Court Opinion

ID: 3404189
Source: CourtListenerOpinion
Date Created: 2016-07-05 19:17:27.091562+00
Date Added: 2024-06-11T13:44:30.198014
License: Public Domain

1. The court did not err in refusing, as a proper challenge to the qualifications of jurors, to allow the "defendant to qualify the jurors as to whether they had contributed to the `lottery investigation' held in Fulton County, and whether they had been witnesses before the grand jury as to the operation of the lottery known as the `number game'" in Fulton County, Georgia. Such contributions or appearances as witnesses do not, ipso facto, inherently affect the qualifications of jurors. *Page 645 
2. "Generally speaking, identity of names is prima facie evidence of identity of persons." Shuler v. State, 125 Ga. 778, 782 (54 S.E. 689). An indictment and a verdict of guilty thereon on a former charge of operating a lottery were not "inadmissible for the reason that there was no affirmative proof of the identity with the accused of the person convicted on the former occasion." Williams v. State, 62 Ga. App. 679 (3) (9 S.E.2d 697).
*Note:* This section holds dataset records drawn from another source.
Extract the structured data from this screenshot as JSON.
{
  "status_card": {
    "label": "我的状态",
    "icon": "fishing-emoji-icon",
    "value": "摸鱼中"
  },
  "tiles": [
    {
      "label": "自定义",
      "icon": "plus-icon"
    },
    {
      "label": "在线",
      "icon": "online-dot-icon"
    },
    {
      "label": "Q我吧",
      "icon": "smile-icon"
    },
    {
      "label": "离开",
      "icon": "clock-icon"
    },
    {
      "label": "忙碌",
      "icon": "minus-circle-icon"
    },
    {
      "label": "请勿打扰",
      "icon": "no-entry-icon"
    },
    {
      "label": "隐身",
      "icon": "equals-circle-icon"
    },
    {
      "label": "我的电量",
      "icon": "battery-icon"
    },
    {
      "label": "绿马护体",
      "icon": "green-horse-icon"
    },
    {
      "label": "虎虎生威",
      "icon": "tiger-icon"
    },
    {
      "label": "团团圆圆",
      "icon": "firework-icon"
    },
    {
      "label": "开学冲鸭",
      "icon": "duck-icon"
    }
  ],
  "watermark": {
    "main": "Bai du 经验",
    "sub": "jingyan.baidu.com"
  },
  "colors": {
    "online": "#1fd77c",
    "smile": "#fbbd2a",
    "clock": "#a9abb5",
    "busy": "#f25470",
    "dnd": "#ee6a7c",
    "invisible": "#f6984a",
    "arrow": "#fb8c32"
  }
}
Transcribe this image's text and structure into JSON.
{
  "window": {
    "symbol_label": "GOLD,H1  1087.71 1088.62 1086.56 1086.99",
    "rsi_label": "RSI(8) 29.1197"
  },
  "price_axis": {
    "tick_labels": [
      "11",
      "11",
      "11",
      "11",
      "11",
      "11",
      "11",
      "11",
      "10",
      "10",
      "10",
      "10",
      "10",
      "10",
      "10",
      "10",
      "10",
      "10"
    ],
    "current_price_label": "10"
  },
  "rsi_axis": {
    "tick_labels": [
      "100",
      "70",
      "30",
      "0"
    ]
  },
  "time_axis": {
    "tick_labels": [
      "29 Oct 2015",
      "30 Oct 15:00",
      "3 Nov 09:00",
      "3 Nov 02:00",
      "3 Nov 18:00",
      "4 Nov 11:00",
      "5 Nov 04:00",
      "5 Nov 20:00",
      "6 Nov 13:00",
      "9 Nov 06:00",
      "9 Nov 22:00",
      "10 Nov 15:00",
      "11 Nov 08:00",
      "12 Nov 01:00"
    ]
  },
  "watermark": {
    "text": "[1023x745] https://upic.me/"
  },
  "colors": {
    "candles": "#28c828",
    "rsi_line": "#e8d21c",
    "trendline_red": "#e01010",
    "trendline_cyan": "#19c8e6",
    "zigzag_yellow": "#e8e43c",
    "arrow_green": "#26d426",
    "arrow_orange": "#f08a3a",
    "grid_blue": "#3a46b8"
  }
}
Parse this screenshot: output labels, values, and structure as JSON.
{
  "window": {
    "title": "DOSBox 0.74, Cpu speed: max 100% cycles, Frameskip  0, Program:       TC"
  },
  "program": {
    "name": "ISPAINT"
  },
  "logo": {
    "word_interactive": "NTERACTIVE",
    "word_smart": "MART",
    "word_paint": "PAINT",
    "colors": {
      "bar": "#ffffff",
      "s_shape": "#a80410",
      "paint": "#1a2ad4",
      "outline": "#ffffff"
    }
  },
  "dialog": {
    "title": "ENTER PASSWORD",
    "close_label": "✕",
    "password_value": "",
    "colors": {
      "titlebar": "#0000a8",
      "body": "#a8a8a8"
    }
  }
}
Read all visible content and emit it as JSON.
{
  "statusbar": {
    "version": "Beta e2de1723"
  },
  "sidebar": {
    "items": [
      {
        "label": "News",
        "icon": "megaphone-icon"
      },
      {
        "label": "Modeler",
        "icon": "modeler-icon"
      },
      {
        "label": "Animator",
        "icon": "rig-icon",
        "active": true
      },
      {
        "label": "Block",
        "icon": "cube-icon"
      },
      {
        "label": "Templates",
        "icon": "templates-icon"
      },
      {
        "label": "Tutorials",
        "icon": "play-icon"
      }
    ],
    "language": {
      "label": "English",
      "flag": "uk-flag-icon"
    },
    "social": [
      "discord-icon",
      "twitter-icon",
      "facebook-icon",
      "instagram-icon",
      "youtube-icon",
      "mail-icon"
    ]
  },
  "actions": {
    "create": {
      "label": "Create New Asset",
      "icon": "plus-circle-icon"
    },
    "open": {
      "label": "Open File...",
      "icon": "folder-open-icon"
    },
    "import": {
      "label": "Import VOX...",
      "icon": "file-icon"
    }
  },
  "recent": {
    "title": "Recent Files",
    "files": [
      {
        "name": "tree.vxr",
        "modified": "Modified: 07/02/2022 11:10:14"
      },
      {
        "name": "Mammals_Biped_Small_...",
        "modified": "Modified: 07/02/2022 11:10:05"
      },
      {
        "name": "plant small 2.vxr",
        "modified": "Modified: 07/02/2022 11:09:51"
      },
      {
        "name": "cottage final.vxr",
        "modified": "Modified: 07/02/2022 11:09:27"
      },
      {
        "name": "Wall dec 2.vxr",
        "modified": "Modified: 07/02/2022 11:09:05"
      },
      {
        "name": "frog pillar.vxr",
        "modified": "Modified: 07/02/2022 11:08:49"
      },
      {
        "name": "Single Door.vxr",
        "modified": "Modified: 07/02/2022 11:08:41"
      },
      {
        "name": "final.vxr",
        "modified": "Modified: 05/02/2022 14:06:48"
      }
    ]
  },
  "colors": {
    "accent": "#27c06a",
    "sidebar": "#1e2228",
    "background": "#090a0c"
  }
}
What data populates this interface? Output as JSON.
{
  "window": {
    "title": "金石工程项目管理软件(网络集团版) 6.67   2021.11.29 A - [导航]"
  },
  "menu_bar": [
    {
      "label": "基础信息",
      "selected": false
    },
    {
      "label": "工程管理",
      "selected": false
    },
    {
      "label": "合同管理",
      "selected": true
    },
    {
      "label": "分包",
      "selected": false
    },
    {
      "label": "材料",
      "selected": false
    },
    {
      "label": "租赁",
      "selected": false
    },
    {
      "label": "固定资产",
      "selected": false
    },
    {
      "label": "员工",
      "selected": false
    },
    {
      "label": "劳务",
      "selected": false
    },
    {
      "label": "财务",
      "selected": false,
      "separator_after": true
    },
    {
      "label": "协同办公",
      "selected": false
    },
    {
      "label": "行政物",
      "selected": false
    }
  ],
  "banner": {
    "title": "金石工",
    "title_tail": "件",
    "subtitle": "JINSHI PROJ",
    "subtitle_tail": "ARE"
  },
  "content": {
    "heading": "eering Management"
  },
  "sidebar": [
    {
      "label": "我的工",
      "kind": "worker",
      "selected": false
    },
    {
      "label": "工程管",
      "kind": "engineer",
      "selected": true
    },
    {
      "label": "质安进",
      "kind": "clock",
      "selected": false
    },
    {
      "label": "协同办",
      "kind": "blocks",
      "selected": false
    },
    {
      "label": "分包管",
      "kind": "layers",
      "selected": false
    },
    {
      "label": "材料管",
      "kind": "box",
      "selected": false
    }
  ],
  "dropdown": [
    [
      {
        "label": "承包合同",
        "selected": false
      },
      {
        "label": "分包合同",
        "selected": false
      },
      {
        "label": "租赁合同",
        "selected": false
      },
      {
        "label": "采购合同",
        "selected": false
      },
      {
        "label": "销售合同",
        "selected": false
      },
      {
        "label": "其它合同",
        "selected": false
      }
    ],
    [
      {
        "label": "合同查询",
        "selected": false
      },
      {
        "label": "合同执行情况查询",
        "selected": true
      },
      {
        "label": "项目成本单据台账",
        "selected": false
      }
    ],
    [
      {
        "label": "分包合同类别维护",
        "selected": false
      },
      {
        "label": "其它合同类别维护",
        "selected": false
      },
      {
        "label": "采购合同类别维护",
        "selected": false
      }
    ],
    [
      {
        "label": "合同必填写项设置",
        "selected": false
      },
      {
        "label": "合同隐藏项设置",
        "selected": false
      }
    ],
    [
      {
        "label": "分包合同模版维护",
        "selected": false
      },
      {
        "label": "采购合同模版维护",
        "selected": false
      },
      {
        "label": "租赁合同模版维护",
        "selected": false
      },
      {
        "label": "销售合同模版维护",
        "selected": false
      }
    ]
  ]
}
3. Where the evidence showed that the defendant was controlling and operating an automobile in the pocket of which were found three sacks of lottery tickets bearing current dates, totaling about $100 in bets and representing forty-two writers, and was operating the car about half an hour before two o'clock p. m., the closing time of the stock exchange, by which time it was necessary that all bets be transported and assembled at the headquarters of the operators, the court did not err in admitting in evidence a former indictment and conviction thereon about two and a half years previously on a lottery charge, where the court charged the jury specifically that this evidence was admitted only for the purpose of showing knowledge, motive, intent, plan, scheme, design, as matters dependent on the defendant's state of mind as involved, as material elements of the particular offense for which he was being tried.
4. The remaining assignments of error are without merit. The court did not err in overruling the certiorari.
Judgment affirmed. Broyles, C. J., andMacIntyre, J., concur.
        DECIDED FEBRUARY 11, 1941. REHEARING DENIED MARCH 27, 1941.